The soldiers and townspeople… are treated as visitors from the world of the Id. They emerge from crevices in the floor and from rocks like moles or grubby Nibelungen. When Enrico, the evil brother, sings his threatening aria in the first scene, these creatures, their military uniforms draped in dirt-dark suggestions of Scottish garb (designed by Martin Pakledinaz), suddenly extend blood-covered hands to their fuhrer.
These figures don’t actually sing (the chorus was offstage), presumably so they can concentrate on their acting, which sometimes means doing mass impersonations of Quasimodo (Victor Hugo was one of Ms. Zambello’s inspirations). They also become frenzied with pleasure during the third act, rejoicing not over the nuptials, but because Normanno, the captain of the guard, is disdainfully showering them with gold coins; they scamper about like chimps gathering bananas….

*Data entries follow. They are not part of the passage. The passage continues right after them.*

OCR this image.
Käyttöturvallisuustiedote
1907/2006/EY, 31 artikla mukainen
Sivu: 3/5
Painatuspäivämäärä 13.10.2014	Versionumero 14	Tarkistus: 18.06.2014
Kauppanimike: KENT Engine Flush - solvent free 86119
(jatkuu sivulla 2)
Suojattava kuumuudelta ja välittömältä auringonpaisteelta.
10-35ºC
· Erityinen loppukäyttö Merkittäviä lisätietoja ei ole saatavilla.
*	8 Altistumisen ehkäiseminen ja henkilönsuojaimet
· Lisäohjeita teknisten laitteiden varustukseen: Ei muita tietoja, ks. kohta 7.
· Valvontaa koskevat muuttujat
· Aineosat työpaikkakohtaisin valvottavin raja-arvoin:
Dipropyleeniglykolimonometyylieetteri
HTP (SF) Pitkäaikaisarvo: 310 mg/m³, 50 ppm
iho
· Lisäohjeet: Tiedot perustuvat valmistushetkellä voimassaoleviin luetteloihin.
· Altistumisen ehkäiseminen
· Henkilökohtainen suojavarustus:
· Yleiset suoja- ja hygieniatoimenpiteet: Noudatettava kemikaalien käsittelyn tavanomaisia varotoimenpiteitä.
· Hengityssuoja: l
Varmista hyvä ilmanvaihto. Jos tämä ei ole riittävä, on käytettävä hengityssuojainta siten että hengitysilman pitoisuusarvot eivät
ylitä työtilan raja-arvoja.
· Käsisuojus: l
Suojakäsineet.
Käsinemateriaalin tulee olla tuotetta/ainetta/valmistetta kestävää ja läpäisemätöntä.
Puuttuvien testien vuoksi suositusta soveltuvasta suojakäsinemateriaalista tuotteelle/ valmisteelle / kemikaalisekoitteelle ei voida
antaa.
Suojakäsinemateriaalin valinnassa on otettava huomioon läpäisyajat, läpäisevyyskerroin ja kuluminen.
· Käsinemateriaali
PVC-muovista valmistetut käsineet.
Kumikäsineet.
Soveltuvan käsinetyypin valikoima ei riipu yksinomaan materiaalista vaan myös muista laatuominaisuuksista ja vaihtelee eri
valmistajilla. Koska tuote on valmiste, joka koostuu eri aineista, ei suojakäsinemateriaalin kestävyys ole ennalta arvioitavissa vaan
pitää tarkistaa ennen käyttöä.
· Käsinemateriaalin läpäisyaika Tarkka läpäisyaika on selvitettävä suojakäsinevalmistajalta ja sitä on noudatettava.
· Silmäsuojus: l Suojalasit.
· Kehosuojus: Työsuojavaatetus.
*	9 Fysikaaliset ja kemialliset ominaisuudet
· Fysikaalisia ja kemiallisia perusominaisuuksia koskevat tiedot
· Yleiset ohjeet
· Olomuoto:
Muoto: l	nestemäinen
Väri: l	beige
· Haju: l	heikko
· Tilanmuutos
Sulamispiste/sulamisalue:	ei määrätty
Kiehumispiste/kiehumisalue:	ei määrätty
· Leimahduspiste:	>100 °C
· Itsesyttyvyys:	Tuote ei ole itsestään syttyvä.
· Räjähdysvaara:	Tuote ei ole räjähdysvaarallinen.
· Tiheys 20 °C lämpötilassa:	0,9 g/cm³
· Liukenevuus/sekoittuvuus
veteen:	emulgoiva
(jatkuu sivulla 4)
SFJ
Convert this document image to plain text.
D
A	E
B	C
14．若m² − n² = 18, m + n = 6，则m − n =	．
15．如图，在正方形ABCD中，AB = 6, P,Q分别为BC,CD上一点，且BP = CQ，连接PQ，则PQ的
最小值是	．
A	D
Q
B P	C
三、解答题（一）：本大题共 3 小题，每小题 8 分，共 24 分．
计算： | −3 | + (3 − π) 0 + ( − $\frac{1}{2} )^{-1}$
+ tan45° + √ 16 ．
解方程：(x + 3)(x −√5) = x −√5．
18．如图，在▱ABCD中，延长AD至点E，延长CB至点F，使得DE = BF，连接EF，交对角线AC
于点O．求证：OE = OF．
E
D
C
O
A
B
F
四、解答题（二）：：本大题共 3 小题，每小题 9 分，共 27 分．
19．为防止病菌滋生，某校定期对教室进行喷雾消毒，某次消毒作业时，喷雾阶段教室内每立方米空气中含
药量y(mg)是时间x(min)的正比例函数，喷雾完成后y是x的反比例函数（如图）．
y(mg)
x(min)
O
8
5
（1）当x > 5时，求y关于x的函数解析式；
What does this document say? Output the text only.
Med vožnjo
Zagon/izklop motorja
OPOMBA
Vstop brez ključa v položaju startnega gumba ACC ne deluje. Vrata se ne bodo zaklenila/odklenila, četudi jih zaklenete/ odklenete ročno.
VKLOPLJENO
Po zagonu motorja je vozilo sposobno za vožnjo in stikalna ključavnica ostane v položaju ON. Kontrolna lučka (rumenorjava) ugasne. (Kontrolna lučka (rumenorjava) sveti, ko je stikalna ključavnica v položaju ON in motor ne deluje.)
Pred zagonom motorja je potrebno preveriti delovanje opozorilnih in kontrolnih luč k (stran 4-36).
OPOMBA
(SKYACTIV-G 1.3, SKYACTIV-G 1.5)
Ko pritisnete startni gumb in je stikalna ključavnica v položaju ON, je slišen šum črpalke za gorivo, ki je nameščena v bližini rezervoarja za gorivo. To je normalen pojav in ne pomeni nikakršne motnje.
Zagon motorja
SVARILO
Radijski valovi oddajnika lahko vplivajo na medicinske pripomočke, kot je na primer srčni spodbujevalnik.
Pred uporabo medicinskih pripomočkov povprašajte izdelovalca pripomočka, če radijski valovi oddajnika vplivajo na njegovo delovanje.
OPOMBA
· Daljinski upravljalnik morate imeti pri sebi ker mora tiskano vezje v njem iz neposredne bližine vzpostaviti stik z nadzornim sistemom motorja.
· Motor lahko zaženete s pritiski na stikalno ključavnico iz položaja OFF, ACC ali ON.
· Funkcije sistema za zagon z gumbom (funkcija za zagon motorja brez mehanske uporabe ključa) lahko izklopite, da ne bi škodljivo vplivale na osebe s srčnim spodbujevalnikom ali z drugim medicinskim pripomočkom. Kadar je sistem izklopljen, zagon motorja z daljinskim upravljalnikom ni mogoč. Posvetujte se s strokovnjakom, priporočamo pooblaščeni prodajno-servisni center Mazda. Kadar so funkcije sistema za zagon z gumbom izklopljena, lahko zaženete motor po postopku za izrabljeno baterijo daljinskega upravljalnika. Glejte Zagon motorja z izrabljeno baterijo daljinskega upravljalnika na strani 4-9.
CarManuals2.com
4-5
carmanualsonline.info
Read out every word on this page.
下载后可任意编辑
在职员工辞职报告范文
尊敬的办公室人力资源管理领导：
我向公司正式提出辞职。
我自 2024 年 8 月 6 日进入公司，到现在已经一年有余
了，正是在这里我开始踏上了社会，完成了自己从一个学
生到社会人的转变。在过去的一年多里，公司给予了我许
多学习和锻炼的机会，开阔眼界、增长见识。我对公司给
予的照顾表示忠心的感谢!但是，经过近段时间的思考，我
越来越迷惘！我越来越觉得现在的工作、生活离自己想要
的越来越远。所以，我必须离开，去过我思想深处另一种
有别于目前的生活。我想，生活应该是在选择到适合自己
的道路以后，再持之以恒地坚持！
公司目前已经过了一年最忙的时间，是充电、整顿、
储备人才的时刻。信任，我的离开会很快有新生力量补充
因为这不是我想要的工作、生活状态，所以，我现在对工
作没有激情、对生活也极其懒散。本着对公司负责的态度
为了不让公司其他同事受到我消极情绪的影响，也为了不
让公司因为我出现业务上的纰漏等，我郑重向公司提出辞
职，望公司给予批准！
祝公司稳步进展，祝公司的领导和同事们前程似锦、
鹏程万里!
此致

June Anderson—who must have had black-and-blue arms by the evening’s end, so often was she grabbed and tossed abou—ang Lucia with more and more refined empathy as the opera proceeded. The customary edge in her voice was gone; she seemed absorbed both in the role and its dreamy lyricism. She delivered a mad scene that combined virtuosic control with a lovely, haunting innocence.
On this day in 1962 soprano Régine Crespin made her Metropolitan Opera debut as the Marschallin. Mezzo Hertha Töpper debuted as Octavian and Lotte Lehmann directed.
Happy 78th birthday mezzo-soprano Agnes Baltsa.